From that moment on something changed in Angela’s inside area. Something was set free. I can’t even really explain it, but I guess that’s what love is like. I remember talking with my mom the following week and saying, “Mom, I don’t know what happened. I feel like I’m really light. It’s like I’m myself again. I’m laughing again.” Somehow, because he’s so good, he just took my oppression and chains of heaviness around my heart and broke them. And I didn’t even know the chains were there.

And I have experienced immense amounts of joy since then that I have never tasted before. And it’s tastes reeeeaaaally good.

From that point on God has led and told me that he would be bringing me into many new seasons in my life: work, church, community, marriage, outreach, and relationships. And this is where I’ve learned faith: I believe that they are a reality before they physically show up in my life. Kind of a crazy way to live, but actually in the Kingdom that’s normal.

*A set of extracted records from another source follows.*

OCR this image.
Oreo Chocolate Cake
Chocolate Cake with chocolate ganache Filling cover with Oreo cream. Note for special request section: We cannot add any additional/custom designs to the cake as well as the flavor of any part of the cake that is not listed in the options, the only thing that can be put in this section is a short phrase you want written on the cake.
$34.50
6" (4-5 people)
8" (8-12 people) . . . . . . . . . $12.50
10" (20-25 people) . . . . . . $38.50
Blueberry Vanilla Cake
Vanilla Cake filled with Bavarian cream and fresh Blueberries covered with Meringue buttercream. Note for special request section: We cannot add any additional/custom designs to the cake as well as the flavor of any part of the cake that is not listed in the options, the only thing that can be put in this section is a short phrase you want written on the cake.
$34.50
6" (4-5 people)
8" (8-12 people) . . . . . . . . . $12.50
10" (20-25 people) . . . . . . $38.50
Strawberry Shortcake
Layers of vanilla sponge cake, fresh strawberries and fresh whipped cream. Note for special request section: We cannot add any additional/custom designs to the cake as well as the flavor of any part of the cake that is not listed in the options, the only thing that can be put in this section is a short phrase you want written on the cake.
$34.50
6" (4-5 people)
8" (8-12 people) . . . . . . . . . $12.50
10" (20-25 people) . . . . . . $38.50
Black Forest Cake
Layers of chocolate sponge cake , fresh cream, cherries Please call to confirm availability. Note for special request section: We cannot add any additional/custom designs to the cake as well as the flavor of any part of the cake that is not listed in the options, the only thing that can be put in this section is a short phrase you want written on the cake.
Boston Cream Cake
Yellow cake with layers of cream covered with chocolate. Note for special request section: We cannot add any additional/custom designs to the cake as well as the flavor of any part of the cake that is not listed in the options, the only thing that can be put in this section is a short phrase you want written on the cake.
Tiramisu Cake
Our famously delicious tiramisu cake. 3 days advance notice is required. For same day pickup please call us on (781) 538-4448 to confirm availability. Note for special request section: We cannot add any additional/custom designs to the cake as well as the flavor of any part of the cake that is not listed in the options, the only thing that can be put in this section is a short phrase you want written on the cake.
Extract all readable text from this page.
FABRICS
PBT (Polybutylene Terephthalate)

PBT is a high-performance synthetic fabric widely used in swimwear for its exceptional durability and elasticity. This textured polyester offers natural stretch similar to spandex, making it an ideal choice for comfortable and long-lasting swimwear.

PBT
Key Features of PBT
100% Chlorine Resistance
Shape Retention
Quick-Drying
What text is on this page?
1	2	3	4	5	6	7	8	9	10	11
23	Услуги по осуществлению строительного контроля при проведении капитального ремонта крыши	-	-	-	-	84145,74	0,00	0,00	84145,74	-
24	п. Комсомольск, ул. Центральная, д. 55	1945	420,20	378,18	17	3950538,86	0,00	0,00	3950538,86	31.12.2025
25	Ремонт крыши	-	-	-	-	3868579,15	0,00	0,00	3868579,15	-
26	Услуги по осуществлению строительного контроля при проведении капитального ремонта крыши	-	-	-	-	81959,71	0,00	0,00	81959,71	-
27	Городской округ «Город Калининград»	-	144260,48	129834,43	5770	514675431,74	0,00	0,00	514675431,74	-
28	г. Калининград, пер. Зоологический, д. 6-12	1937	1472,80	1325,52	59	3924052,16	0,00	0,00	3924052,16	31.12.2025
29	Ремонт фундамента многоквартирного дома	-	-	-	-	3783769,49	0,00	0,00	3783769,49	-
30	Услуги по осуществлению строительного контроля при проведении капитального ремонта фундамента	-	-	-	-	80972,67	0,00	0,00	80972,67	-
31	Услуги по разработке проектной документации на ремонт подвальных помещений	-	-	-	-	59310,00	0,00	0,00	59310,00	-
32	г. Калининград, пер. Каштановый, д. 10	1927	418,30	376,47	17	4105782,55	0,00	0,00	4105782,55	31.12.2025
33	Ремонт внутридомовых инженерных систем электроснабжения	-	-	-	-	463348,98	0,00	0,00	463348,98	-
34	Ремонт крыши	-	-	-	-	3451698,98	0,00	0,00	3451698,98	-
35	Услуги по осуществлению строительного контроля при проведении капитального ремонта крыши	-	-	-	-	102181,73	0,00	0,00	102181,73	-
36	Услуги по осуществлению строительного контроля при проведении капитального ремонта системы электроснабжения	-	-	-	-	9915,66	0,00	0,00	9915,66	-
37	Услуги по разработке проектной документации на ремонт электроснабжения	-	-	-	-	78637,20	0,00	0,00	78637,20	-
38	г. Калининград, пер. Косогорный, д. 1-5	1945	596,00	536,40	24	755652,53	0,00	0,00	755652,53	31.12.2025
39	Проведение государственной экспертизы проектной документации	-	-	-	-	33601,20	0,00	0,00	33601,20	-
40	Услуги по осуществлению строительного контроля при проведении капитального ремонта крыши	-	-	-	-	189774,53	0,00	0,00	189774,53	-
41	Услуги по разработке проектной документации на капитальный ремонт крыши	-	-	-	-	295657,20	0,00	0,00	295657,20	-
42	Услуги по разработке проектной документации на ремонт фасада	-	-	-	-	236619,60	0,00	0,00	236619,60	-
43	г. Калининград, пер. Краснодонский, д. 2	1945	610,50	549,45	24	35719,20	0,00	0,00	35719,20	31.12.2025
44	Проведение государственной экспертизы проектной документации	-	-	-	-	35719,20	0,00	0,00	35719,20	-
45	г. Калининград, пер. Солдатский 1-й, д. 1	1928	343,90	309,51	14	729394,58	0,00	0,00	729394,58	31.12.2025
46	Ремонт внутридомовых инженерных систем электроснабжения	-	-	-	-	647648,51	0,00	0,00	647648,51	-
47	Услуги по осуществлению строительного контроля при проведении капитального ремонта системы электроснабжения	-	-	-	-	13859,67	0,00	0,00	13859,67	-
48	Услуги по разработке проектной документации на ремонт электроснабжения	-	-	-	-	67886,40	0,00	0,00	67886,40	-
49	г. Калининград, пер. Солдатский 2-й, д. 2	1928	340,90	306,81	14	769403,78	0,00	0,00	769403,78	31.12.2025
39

Starting December 2012, God built the bridges for me to cross into several of these new seasons. My time working directly with the homeless was over and I would be reaching out to women with broken lives, whether they are connected with sex trafficking, strip clubs, or abused lives. This totally overlapped with a new job he sent me. As the trainer and manager of 9Rounds on Wade Hampton, my schedule didn’t allow me to work downtown anymore with the homeless, but he immediately sent me to a new outreach and community to minister in that fit in my schedule. And with this new community and outreach he led me to a new home church, which is City Church at the heart of downtown Greenville. Now my job, outreach, church and home are within a 5 mile radius. He’s really good like that.

And so the story continues. I don’t really know what’s next. Some things have really surprised me in the recent weeks, but honestly I’m done with being surprised to be surprised. That’s just how it is. I can never fully understand the love and joy of Jesus so every new experience of goodness is always a “WHOA! Now that’s a new awesome!”

So, to sum it all up, isn’t he a good story writer? I love a good story. I recently finished Harry Potter and The Half-Blooded Prince and I just had the experience during the story where I literally cried out, “Nooooooooooooo!! Say it ain’t so!” I know there’s one more book and that it’s going to end really well, but I’m kinda disappointed right now… yet captivated. Something good’s coming. Something better.

Every day, each moment of my story, your story, has that constant hope keeping us moving forward and expectant. Something good’s coming. It only gets better. And I’m not being optimistic. I’m being real. Because at some point we need to come to a place where the unseen is more real than the skin on our bones or the air that we breathe.